What's the difference between gpt-realtime-2 and the original gpt-realtime?
gpt-realtime-2 carries GPT-5-class reasoning into a voice model, expands the context window from 32K to 128K tokens, supports parallel tool calls, and adds two new voices (Cedar and Marin). On Big Bench Audio at the high reasoning tier it scores 96.6% vs the prior generation's 81.4%.
How much does a 5-minute call on gpt-realtime-2 actually cost?
Roughly $1.60 per call before caching at $32/1M audio input and $64/1M audio output tokens. With cache warmup of about 60% on input (cached at $0.40/1M, roughly 80x cheaper than fresh), the same call lands near $1.03. Cache hit rate is the primary cost lever.
Should I switch from a dedicated streaming STT to gpt-realtime-whisper?
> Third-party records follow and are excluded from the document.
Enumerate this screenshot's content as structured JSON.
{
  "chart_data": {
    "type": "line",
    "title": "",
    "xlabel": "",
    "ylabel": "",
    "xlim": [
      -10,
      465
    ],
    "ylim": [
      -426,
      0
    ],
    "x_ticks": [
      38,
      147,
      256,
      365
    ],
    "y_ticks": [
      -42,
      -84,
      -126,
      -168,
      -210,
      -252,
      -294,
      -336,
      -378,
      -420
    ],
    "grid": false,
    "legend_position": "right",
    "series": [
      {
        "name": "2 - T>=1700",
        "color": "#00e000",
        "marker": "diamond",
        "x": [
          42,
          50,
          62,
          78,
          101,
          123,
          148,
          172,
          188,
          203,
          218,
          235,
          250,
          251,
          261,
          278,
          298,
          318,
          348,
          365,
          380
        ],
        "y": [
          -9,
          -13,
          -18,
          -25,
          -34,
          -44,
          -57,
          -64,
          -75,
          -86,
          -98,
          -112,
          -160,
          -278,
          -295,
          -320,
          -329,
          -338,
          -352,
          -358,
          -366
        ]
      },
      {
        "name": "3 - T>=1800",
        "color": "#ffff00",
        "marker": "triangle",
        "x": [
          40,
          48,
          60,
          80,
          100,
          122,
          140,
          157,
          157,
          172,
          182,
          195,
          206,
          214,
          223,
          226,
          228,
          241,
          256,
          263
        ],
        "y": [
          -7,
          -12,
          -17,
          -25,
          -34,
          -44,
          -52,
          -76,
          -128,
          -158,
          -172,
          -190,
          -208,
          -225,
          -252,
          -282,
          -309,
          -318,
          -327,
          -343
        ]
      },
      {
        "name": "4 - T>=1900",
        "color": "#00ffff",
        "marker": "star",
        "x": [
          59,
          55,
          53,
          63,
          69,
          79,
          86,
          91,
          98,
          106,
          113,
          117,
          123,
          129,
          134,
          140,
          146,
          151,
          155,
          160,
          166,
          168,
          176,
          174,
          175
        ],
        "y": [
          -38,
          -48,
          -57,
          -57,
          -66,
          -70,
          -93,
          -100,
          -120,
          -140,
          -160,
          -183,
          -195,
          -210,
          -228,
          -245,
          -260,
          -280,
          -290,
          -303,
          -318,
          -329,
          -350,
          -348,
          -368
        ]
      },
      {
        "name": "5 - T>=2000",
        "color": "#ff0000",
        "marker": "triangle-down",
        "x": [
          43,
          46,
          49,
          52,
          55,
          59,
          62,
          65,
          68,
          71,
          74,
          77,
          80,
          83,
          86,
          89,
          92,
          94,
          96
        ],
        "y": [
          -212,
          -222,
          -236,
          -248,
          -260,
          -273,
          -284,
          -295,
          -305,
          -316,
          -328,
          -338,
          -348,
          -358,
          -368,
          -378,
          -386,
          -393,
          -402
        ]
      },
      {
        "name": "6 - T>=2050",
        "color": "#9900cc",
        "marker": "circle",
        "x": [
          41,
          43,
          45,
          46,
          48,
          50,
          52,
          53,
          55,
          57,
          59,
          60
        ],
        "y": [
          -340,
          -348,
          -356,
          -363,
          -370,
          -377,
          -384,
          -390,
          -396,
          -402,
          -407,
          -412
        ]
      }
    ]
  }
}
Only if your stack benefits from collapsing transcription into the same Realtime API session as the rest of your agent. At $0.017 per minute, gpt-realtime-whisper is competitive on cost, but a dedicated streaming STT will usually still win on raw first-word latency for one-shot transcription tasks outside a conversation loop.
Does gpt-realtime-2 replace a separate TTS voice, or do I still need one?
gpt-realtime-2 produces speech directly, including the new Cedar and Marin voices, so a separate TTS is not required for tool-using conversation flows. For long read-aloud output with no tool calls, a dedicated TTS at a fraction of the per-token rate remains cheaper.
What does the reasoning-effort setting actually do, and which tier should I default to?
The reasoning-effort tier (minimal / low / medium / high / xhigh) trades latency and output-token cost for reasoning quality. Default to low for general turn-taking and barge-in handling. Bump to medium only when a tool call returns structured data the model has to interpret on the fly.
Is gpt-realtime-translate good enough to replace a human interpreter for live calls?
For routine business and customer-support conversations across the supported 70+ input and 13 output languages, gpt-realtime-translate at $0.034 per minute is a credible replacement for an interpreter on most flows. It is not yet a fit for legal proceedings, medical consent, or any setting where an interpretation error carries serious downstream cost.
What is gpt-realtime-2?
gpt-realtime-2 is OpenAI's voice model with GPT-5-class reasoning, released on May 7, 2026. It runs inside OpenAI's Realtime API with a 128K token context window, supports parallel tool calls during a live conversation, and ships with two new voices, Cedar and Marin.
How much does the OpenAI Realtime API cost per minute?
For gpt-realtime-2, costs are per audio token rather than per minute, working out to roughly $1 to $1.60 for a typical 5-minute customer-service call depending on cache hit rate. The two ancillary models bill per minute directly, with gpt-realtime-translate at $0.034 per minute and gpt-realtime-whisper at $0.017 per minute.
When did OpenAI release gpt-realtime-2?
OpenAI released gpt-realtime-2 alongside gpt-realtime-translate and gpt-realtime-whisper on May 7, 2026, in the Realtime API. All three are available to developers through the API and OpenAI Playground at launch.